Regarding RAG in particular, EM-LLM often shows significant gains on tasks needing deep understanding of a single, long, coherent context. A key reason is that EM-LLM allows each layer to retrieve and integrate relevant information from different "episodes" of the context independently, offering more nuance than a typical single RAG step, for similar overall resource use.

mountainriver•1mo ago
TTT, cannon layers, and titans seem like a stronger approach IMO.

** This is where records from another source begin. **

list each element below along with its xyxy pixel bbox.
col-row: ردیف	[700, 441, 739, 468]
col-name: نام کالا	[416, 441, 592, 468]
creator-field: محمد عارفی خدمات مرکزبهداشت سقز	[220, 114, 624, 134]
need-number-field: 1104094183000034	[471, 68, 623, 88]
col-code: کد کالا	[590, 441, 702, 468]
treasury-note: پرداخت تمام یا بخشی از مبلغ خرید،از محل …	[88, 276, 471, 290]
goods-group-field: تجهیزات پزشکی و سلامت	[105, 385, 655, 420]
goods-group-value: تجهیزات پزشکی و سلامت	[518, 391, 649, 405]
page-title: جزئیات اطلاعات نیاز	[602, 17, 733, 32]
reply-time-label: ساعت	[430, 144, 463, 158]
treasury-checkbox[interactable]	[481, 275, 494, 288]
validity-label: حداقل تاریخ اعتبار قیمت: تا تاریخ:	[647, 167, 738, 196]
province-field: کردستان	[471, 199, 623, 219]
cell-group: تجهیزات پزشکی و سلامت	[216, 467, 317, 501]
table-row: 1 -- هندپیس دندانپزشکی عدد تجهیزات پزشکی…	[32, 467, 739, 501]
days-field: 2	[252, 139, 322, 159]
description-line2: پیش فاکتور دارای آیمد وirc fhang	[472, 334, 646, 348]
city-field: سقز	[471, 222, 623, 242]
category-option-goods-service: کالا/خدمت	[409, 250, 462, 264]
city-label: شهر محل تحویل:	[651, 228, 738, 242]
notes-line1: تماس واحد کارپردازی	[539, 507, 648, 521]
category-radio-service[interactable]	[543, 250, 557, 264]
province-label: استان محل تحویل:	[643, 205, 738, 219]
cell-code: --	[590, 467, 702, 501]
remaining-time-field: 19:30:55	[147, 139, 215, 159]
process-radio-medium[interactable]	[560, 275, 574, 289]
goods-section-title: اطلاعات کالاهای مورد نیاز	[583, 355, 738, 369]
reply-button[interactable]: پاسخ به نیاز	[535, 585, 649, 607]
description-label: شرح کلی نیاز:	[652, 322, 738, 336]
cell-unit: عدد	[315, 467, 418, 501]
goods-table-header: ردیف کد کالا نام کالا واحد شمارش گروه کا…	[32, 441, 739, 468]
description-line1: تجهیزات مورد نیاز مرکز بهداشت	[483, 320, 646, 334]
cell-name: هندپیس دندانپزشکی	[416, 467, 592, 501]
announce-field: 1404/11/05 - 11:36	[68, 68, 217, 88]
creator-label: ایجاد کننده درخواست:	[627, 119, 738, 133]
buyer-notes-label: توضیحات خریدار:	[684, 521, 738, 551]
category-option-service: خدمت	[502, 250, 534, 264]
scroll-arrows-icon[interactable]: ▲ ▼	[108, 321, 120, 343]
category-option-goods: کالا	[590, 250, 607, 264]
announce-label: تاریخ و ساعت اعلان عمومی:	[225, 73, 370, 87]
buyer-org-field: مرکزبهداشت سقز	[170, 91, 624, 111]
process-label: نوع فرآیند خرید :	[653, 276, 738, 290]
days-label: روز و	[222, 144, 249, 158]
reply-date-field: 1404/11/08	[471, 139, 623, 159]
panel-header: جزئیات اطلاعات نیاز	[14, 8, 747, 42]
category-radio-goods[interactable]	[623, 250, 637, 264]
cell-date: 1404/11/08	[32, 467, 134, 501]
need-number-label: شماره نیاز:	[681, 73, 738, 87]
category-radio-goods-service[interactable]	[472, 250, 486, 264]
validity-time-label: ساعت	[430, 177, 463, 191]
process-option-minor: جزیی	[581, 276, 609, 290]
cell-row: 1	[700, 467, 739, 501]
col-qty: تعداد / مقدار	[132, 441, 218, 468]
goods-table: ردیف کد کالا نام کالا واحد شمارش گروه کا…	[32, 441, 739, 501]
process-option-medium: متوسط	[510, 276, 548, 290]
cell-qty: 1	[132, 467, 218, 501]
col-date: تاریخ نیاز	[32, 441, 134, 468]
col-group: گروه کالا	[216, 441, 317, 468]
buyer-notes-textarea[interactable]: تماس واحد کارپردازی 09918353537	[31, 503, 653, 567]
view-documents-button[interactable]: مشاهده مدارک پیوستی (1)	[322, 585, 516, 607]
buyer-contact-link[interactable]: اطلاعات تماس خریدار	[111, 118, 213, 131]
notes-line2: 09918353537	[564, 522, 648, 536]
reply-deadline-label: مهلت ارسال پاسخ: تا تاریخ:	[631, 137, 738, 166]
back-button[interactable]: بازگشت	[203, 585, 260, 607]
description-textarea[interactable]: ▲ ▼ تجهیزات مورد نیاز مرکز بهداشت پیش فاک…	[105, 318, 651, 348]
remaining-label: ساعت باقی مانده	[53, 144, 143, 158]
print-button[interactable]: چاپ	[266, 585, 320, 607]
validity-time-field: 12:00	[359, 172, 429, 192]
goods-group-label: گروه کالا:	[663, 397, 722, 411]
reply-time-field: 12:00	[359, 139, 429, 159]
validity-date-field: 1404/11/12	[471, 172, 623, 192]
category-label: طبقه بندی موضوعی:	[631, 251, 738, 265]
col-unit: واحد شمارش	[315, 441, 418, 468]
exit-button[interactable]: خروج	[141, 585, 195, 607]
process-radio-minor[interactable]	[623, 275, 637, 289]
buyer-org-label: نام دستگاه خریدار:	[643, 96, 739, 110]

Information needs to be compressed into latent space or it becomes computationally intractable

searchguy•1mo ago
do you have references to

> TTT, cannon layers, and titans

najarvg•1mo ago
This was the nearest reference I could find. Links to an unofficial pytorch implementation on Github are also linked in the threads somewhere - https://www.reddit.com/r/LocalLLaMA/comments/1i0q8nw/titans_...
vessenes•1mo ago
is titans replicated? I feel like lucidrains couldn't replicate.
logicchains•1mo ago
I think something like Titans explains Gemini's excellent long context performance. That would explain why the Titan team hasn't released the training code or hyperpameters used even though they said in the paper that they would, and why soon after that it came out that DeepMind would be holding off publishing new results for 6 months to avoid giving away competitive advantages.
p_v_doom•1mo ago
Interesting. Before there even was attention I was thinking that the episodic memory model offers something that could be very useful for neural nets, so its cool to see people testing that
killerstorm•1mo ago
Note that this works within a single sequence of tokens. It might be consistent with "episodic memory" metaphor if we consider a particular transformer run as its experience.

But this might be very different from what people expect from "memory" - i.e. ability to learn vast amounts of information and retrieve it as necessary.

This is more like a refinement of transformer attention: instead of running attention over all tokens (which is very expensive as it's quadratic), it selects a subset of token spans and runs fine-grained attention only on those. So it essentially breaks transformer attention into two parts - coarse-grained (k-NN over token spans) and fine-grained (normal).

It might be a great thing for long-context situations. But it doesn't make sense when you want millions of different facts to be considered - making them into long context is rather inefficient.

yorwba•1mo ago
It would be inefficient if you had to do it from scratch for every query, but if you can do it once as a preprocessing step and reuse the prepared context for many queries, it might start to become more efficient than a shorter context that includes only some documents but has to be reprocessed because it's different every time.
killerstorm•1mo ago
Yes, I think it might be a good solution where you have a context up to 10M of tokens and you do a lot of requests with that context. It might be relevant for agentic stuff which tends to produce long chat logs - especially with some gadgets on top, e.g. some 'episodes' might be completely removed as obsolete.

But I don't think it's a good solution for bigger amounts of data - as in that case it's more beneficial if that can be formed into independent memories.